L'”irréparable”, ce fut l’annexion du territoire des Sudètes au Reich, le 1 octobre 1938, immédiatement après les entrevues de Munich. La Tchécoslovaquie, ainsi privée de ses territoires les plus riches en matières premières et en industries, de même que de son principal système de fortifications en Europe centrale, se réduisait à un territoire de 100.000 km2, avec dix millions d’habitants. Le 21 novembre, la nouvelle constitution avait consacré la naissance d’un Etat fédéral articulé sur trois régions largement autonomes: la Bohème-Moravie, la Slovaquie et la Ruthénie.

Le projet d’accorder une autonomie analogue au Pays des Sudètes avait été envisagé, avant que ce territoire ne soit purement et simplement annexé au Reich. Evola nous révèle en effet qu’il a “personnellement organisé une enquête à Berlin et à Prague” pour proposer une autonomie de “type helvétique” à concéder aux Sudètes à l’intérieur de la Tchécoslovaquie, ou, d'”organiser en cas extrême un plébiscite”. On peut penser aujourd’hui que la solution du statut autonome était plus conforme aux idées politiques d’Evola, car il se montrait favorable à un système articulé d’autonomies à l’intérieur d’un Etat supranational.

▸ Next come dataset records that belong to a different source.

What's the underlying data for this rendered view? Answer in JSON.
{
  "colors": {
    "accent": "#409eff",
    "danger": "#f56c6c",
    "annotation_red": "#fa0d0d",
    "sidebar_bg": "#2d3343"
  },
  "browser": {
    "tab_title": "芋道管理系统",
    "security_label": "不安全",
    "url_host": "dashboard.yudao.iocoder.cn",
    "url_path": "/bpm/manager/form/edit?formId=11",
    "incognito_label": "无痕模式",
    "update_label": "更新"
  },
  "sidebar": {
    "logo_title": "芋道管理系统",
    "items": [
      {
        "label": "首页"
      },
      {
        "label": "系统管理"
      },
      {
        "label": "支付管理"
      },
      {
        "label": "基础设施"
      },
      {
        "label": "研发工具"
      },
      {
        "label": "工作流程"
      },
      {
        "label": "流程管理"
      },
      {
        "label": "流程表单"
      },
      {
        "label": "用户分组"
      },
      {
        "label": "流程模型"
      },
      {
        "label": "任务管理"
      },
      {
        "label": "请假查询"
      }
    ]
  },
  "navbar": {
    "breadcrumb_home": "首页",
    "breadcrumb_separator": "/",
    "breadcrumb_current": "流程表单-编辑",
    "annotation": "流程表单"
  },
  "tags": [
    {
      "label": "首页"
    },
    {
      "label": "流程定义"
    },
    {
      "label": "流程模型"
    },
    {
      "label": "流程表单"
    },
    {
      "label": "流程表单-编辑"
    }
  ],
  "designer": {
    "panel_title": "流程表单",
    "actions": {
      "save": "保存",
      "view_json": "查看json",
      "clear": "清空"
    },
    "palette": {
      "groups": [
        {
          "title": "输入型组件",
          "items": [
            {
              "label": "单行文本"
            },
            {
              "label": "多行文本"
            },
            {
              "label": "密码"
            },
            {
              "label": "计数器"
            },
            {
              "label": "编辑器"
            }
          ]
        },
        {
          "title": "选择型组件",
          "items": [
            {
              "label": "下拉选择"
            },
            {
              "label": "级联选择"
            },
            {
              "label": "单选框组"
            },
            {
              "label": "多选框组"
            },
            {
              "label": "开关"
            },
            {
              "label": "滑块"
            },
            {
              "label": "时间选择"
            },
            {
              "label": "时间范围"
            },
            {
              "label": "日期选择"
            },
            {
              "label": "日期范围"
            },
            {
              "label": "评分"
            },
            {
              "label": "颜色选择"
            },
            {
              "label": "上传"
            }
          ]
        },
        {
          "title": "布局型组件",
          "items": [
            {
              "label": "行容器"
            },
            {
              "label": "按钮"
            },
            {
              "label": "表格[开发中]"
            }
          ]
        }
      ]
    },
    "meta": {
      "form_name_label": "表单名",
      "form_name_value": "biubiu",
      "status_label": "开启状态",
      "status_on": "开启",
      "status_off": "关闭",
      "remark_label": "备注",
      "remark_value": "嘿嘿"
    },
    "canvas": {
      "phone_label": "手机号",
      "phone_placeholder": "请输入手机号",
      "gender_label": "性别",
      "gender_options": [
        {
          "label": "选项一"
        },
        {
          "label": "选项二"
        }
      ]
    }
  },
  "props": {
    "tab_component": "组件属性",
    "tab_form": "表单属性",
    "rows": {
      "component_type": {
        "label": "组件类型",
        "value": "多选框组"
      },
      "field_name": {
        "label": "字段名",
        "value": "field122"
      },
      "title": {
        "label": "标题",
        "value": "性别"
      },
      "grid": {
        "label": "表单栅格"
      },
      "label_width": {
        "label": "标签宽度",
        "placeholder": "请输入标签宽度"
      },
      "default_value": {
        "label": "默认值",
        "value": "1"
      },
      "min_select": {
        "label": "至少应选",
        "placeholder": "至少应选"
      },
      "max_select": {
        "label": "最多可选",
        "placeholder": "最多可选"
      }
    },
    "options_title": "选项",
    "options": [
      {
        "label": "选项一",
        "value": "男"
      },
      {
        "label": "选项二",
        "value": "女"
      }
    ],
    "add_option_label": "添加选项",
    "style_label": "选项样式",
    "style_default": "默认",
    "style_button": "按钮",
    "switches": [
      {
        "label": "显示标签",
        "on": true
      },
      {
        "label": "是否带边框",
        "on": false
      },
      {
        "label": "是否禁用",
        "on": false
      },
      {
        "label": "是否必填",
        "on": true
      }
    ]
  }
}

Toutefois, Evola lui-même reconnaissait que la Tchécoslovaquie ne disposait ni d’une tradition séculaire comme la Suisse ni d’un principe universel comme l’ancienne Autriche, tradition et principe qui “seraient en mesure de garantir la solidarité et la stabilité d’un système impliquant et l’unité et la pluralité ou permettant de freiner, de l’intérieur, l’inévitable tendance centrifuge des groupes ethniques particuliers”.

Quoi qu’il en soit, on n’avait jamais évoqué auparavant “une annexion sic et simpliciter ni chez les Sudètes, ni à la Wilhelmstrasse”. “On avait en revanche toujours parlé d’une autonomie interne à l’Etat tchéque”. L'”enquête” menée par Evola à Berlin et à Prague semble bel et bien entrer dans le cadre d’une tentative à la fois en marge et à l’intérieur du ministère des affaires étrangères du Reich et que partageaient les milieux politique que fréquentait Evola à cette époque. En tout cas, ces péripéties dans la biographie d’Evola nous révèlent une dimension “diplomatique” des activités du penseur traditionaliste italien, qu’on avait ignoré jusqu’ici.